Indiana casinos experience a high count of opioid overdoses

(Network Indiana)   The Indiana Gaming Commission says there have been 21 overdoses at casinos in the last year-and-a-half. Deputy director Jenny Reske says the commission was alarmed when a single casino, Harrison County’s Horseshoe, had a streak of seven overdoses in December and January.

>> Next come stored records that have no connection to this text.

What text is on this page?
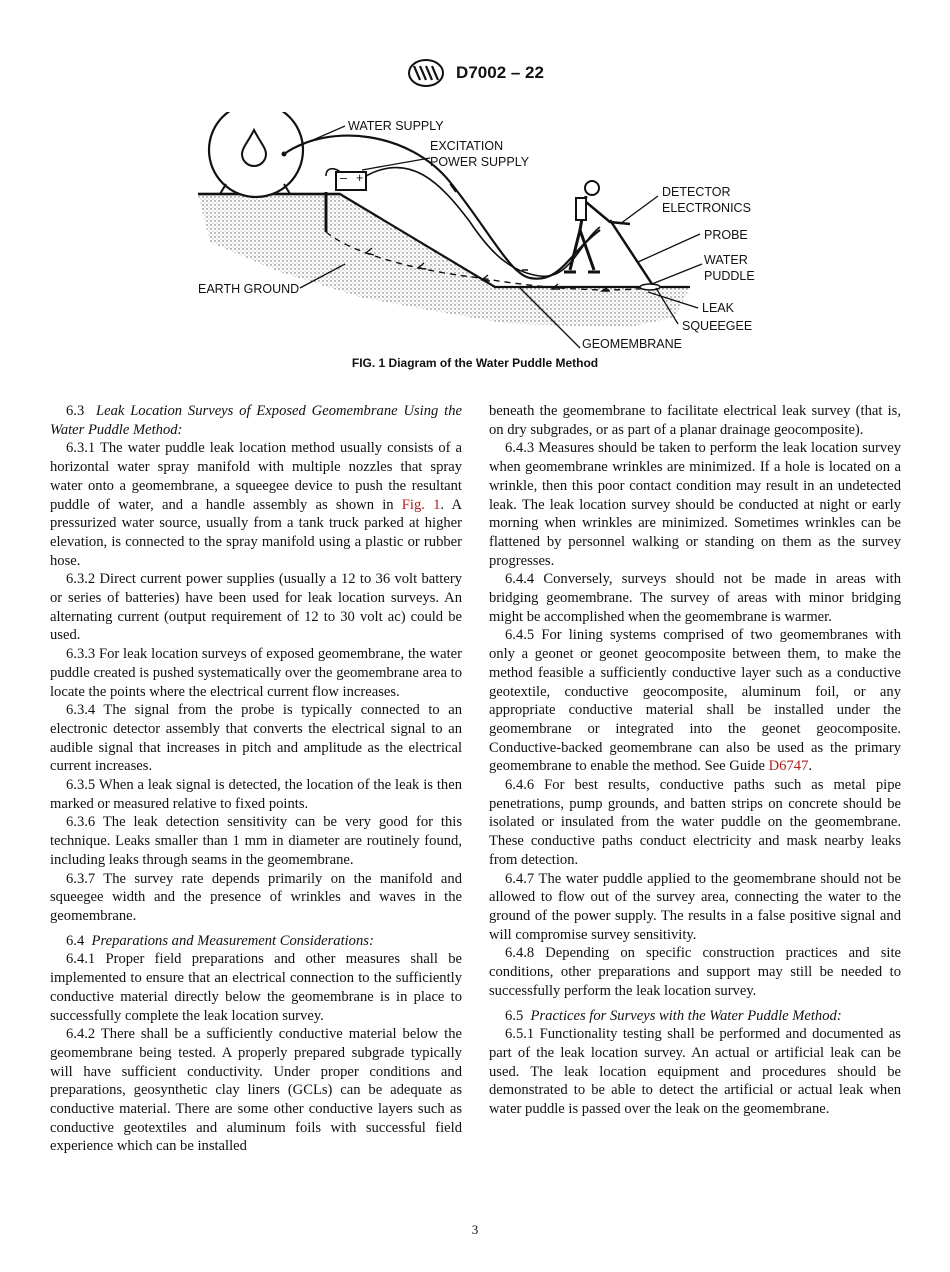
D7002 – 22
– +
WATER SUPPLY
EXCITATION
POWER SUPPLY
DETECTOR
ELECTRONICS
PROBE
WATER
PUDDLE
LEAK
SQUEEGEE
EARTH GROUND
GEOMEMBRANE
FIG. 1 Diagram of the Water Puddle Method

6.3 Leak Location Surveys of Exposed Geomembrane Using the Water Puddle Method:

6.3.1 The water puddle leak location method usually consists of a horizontal water spray manifold with multiple nozzles that spray water onto a geomembrane, a squeegee device to push the resultant puddle of water, and a handle assembly as shown in Fig. 1. A pressurized water source, usually from a tank truck parked at higher elevation, is connected to the spray manifold using a plastic or rubber hose.

6.3.2 Direct current power supplies (usually a 12 to 36 volt battery or series of batteries) have been used for leak location surveys. An alternating current (output requirement of 12 to 30 volt ac) could be used.

6.3.3 For leak location surveys of exposed geomembrane, the water puddle created is pushed systematically over the geomembrane area to locate the points where the electrical current flow increases.

6.3.4 The signal from the probe is typically connected to an electronic detector assembly that converts the electrical signal to an audible signal that increases in pitch and amplitude as the electrical current increases.

6.3.5 When a leak signal is detected, the location of the leak is then marked or measured relative to fixed points.

6.3.6 The leak detection sensitivity can be very good for this technique. Leaks smaller than 1 mm in diameter are routinely found, including leaks through seams in the geomembrane.

6.3.7 The survey rate depends primarily on the manifold and squeegee width and the presence of wrinkles and waves in the geomembrane.

6.4 Preparations and Measurement Considerations:

6.4.1 Proper field preparations and other measures shall be implemented to ensure that an electrical connection to the sufficiently conductive material directly below the geomembrane is in place to successfully complete the leak location survey.

6.4.2 There shall be a sufficiently conductive material below the geomembrane being tested. A properly prepared subgrade typically will have sufficient conductivity. Under proper conditions and preparations, geosynthetic clay liners (GCLs) can be adequate as conductive material. There are some other conductive layers such as conductive geotextiles and aluminum foils with successful field experience which can be installed

beneath the geomembrane to facilitate electrical leak survey (that is, on dry subgrades, or as part of a planar drainage geocomposite).

6.4.3 Measures should be taken to perform the leak location survey when geomembrane wrinkles are minimized. If a hole is located on a wrinkle, then this poor contact condition may result in an undetected leak. The leak location survey should be conducted at night or early morning when wrinkles are minimized. Sometimes wrinkles can be flattened by personnel walking or standing on them as the survey progresses.

6.4.4 Conversely, surveys should not be made in areas with bridging geomembrane. The survey of areas with minor bridging might be accomplished when the geomembrane is warmer.

6.4.5 For lining systems comprised of two geomembranes with only a geonet or geonet geocomposite between them, to make the method feasible a sufficiently conductive layer such as a conductive geotextile, conductive geocomposite, aluminum foil, or any appropriate conductive material shall be installed under the geomembrane or integrated into the geonet geocomposite. Conductive-backed geomembrane can also be used as the primary geomembrane to enable the method. See Guide D6747.

6.4.6 For best results, conductive paths such as metal pipe penetrations, pump grounds, and batten strips on concrete should be isolated or insulated from the water puddle on the geomembrane. These conductive paths conduct electricity and mask nearby leaks from detection.

6.4.7 The water puddle applied to the geomembrane should not be allowed to flow out of the survey area, connecting the water to the ground of the power supply. The results in a false positive signal and will compromise survey sensitivity.

6.4.8 Depending on specific construction practices and site conditions, other preparations and support may still be needed to successfully perform the leak location survey.

6.5 Practices for Surveys with the Water Puddle Method:

6.5.1 Functionality testing shall be performed and documented as part of the leak location survey. An actual or artificial leak can be used. The leak location equipment and procedures should be demonstrated to be able to detect the artificial or actual leak when water puddle is passed over the leak on the geomembrane.

3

Reske and Indiana drug czar Jim McClelland agree neither Horseshoe nor other casinos have been doing anything wrong. McClelland says the opioid epidemic’s tentacles have rapidly spread across Indiana, and a cluster of overdoses could happen at a casino just as easily as anywhere else. And while prescription painkillers have been a big part of the opioid problem, McClelland notes the drugs sold by dealers come with no quality guarantees. Reske says there might have been a bad batch of drugs around that time — she says all the overdose victims were from Ohio and Kentucky, not Indiana.

And Reske notes the 24-hour presence of gaming enforcement agents and the reporting requirements on casinos mean an overdose can’t escape attention the way it might elsewhere.

Reske says the winter streak prompted changes at both the casinos and the commission. Gaming agents now carry doses of the anti-overdose drug Narcan. And Reske says Horseshoe banned those customers and their companions from returning. She says there have been four casino O-D’s since January, but none at Horseshoe, and none anywhere since April.